Англичане в Индии расправились с тагами. Кто такие таги? Тайная секта заклятых
убийц. В Арктике существует оазис, и в нем тайный мир. Мумии могут ожить, но
только при соблюдении определенных условий.
У Мане Цукича была бородатая тетка, и ее навещал дракон. Бабке Винко Алагича
явилась женщина в белом и сказала, что Госпич утонет в подземном море,
раскинувшемся в тысяче метров под городом.
12. Теологи
Однажды летом Милутин Тесла согласился позаниматься с двумя семинаристами,
которые готовились к экзаменам. Неуклюжий Оклобджия был родственником попа Томы
Латника, который когда-то крестил Николу. Милутин, усевшись с молодыми людьми,
сообщил им, что в свое время он сдавал епископу Иовановичу догматику, полемику
и пастырское богослужение, историю, славянскую грамматику и риторику и — что
там еще было? — да, типикон с церковным пением и методику преподавания.

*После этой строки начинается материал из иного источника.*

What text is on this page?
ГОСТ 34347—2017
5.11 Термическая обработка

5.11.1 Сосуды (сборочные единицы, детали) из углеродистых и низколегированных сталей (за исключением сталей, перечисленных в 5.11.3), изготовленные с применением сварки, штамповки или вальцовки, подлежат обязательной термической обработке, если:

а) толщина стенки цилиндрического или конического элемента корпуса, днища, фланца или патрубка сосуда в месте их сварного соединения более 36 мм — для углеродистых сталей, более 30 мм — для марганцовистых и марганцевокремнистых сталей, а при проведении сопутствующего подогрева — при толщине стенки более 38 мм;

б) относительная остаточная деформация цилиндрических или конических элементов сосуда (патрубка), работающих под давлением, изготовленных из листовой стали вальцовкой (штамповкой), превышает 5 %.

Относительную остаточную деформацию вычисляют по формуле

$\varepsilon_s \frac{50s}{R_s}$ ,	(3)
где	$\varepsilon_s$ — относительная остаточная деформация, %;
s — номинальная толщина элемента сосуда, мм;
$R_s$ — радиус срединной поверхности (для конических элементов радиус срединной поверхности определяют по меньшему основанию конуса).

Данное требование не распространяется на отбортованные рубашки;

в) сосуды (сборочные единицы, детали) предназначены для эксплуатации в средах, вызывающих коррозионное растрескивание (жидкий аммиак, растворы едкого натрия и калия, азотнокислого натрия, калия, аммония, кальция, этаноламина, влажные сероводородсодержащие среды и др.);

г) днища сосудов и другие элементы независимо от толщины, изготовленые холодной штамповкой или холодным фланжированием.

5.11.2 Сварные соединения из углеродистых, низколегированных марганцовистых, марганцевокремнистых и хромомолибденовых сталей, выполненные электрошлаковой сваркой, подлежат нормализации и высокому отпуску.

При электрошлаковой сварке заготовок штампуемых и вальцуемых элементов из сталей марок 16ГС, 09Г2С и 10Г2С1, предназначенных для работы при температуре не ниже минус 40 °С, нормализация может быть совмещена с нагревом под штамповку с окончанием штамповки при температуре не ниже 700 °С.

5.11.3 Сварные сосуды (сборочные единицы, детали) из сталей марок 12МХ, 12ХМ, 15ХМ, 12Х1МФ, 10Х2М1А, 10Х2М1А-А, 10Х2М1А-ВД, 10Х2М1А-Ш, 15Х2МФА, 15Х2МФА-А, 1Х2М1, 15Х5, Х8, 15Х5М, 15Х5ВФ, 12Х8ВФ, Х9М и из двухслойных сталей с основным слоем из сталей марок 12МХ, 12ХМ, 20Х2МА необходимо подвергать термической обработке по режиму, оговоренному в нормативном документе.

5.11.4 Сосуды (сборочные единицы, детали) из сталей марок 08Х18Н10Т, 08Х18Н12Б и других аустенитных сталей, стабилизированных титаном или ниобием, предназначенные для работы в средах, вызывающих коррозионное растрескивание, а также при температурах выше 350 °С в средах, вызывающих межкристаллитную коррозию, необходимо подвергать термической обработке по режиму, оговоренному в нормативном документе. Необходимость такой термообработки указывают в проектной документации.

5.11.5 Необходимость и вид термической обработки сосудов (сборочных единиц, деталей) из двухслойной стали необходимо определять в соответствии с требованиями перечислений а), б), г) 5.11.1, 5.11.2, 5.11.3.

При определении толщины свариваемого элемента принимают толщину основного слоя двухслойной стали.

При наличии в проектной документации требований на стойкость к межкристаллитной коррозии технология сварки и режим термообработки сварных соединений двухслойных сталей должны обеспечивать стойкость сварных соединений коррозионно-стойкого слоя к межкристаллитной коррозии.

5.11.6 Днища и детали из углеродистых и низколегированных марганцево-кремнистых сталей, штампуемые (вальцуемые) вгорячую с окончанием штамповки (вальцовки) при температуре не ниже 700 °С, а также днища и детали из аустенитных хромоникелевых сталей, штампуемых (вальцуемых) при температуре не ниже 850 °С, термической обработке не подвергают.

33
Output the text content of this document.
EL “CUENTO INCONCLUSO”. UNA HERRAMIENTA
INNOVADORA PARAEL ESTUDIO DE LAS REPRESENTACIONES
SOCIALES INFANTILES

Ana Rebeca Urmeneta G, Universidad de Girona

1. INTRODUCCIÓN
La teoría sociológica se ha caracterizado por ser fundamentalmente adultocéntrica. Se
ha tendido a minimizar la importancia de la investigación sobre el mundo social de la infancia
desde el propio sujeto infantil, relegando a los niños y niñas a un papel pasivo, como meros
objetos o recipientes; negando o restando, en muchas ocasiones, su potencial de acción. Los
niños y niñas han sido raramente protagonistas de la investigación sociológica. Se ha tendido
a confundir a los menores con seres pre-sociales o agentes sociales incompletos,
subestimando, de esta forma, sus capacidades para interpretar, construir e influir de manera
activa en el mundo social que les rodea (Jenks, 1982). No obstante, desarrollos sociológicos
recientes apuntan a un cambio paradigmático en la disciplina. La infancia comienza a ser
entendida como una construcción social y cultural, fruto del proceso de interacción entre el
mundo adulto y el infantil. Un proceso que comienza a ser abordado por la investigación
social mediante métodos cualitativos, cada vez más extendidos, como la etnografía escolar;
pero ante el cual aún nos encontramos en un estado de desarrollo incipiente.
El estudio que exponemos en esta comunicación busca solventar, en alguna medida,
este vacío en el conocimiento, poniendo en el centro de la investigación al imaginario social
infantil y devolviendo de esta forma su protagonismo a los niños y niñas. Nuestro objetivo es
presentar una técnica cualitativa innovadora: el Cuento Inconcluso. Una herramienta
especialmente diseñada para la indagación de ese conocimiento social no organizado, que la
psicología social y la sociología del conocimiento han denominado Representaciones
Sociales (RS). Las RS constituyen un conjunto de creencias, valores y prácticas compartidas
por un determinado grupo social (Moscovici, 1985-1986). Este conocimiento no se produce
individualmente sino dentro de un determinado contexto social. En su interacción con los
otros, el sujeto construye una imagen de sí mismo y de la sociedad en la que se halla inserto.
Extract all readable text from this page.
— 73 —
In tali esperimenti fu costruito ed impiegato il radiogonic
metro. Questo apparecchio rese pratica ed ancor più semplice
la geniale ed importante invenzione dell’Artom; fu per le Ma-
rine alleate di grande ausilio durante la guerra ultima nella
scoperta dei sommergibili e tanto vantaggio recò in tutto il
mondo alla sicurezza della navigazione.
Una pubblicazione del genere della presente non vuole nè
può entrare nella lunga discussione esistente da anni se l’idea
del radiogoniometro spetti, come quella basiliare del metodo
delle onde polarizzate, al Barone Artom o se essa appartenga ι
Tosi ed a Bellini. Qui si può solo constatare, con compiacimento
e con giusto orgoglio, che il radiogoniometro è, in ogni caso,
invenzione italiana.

Он
спросил молодых людей, изучают ли и теперь эти предметы. Милутин,
удовлетворенно кивнув, заметил, что полезно комбинировать дисциплины из
практического и догматического богословия. Он добродушно улыбнулся и пояснил:
— Чтобы вы стали всесторонне образованными людьми.
Милутин для начала кратко рассказал о борьбе иконоборцев с иконопочитателями в
Восточной церкви. Пока Милутин вдохновенно рассказывал о существе запрета на
изображение или явление человеческого лика во всех трех монотеистических
религиях, Латник, не раскрывая рта, оттягивал нижнюю челюсть, чтобы не зевнуть
ненароком. Корица зевал открыто.
Только следующая встреча со студентами помогла Милутину понять истинный смысл
выражения «ангельское терпение». Но и ангельского терпения не хватало на то,
чтобы объяснить этой парочке смысл дискуссии средневековых номиналистов и
реалистов в Западной церкви. Начиная эту лекцию, Милутин скромно признал, что
философская дискуссия, о которой он им сейчас расскажет, похожа на извечный
спор: что было раньше — яйцо или курица? В двенадцатом веке теолог Росцелин
верил, что всякое абстрактное понятие есть не что иное, как голое имя (flatus
vocis).
Милутин выдержал драматическую паузу, а затем принялся излагать позицию
реалистов. Реалистами, которых часто называют наивными, были средневековые
мыслители, которые полагали, что универсальные понятия объективно существуют в
нашем мире.
— Понятно? — осторожно спросил Милутин.
Молодой Латник вместо ответа уставился в потолок. Заметив, что его приятель
заинтересовался потолком, Корица засмотрелся на пол. Не получив ответа, Милутин
собрался с силами и заключил, что проблему можно свести к трем основным
вопросам: универсальны ли слова как понятия, не есть ли они логические понятия,
или же они существуют в мире вне нашего сознания?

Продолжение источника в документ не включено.